You can cancel a computation on the cluster by using the `Client.cancel` method and passing it the `Future` associated with the computation result.

In [None]:
client.cancel(result)

In [None]:
result

And you can completely kill all `Future`s and restart the cluster with `restart`:

In [None]:
client.restart()

And you can close down a cluster with the `close` method.

In [None]:
client.close()

In [None]:
client

## Dask Delayed and Collections (next lesson)

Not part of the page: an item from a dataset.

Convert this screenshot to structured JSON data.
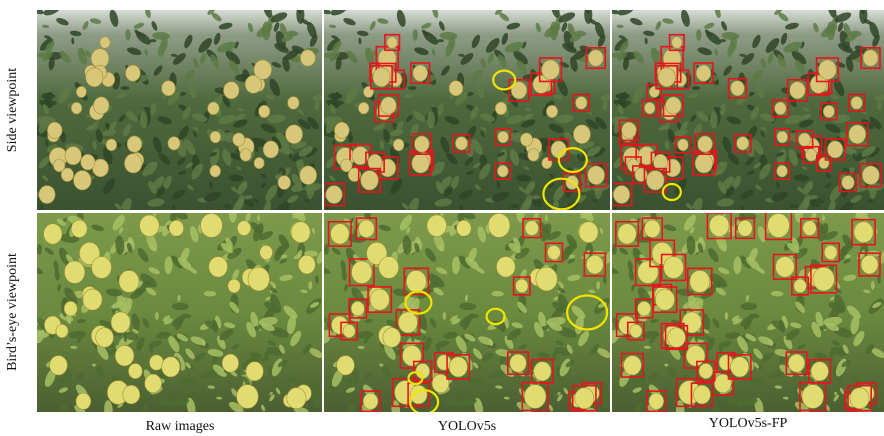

Once you have initialized a `Client` (i.e., connected to the scheduler), normal Dask features like Dask Delayed, Dask Array, etc. will work using the client's scheduler by default.  So, no special mechanism is needed to get all of the previous examples to work with `distributed`.

## Advice for Efficiency

When running with the `distributed` scheduler, there are a few things you should consider for the sake of efficiecy:

1. As mentioned above, avoid `gather`ing the data to the scheduler.  Keep the data distributed!
2. Avoid creating too many tasks that need to be distributed across the cluster!  (The `distributed` scheduler adds about *1 ms overhead for each task*, depending upon the network.  Thus, as a rule of thumb, don't worry about distributing your tasks if the serial operation takes less than about 100 ms to run.)
3. With the `distributed` scheduler, you can configure workers to use multiple threads *per worker*.  (For example, you can create one worker for each remote node on a cluster, and each worker can run as many threads as cores on that node.)
4. Tasks are assigned to workers using *heuristics*, so keep in mind that Dask might not get it perfect.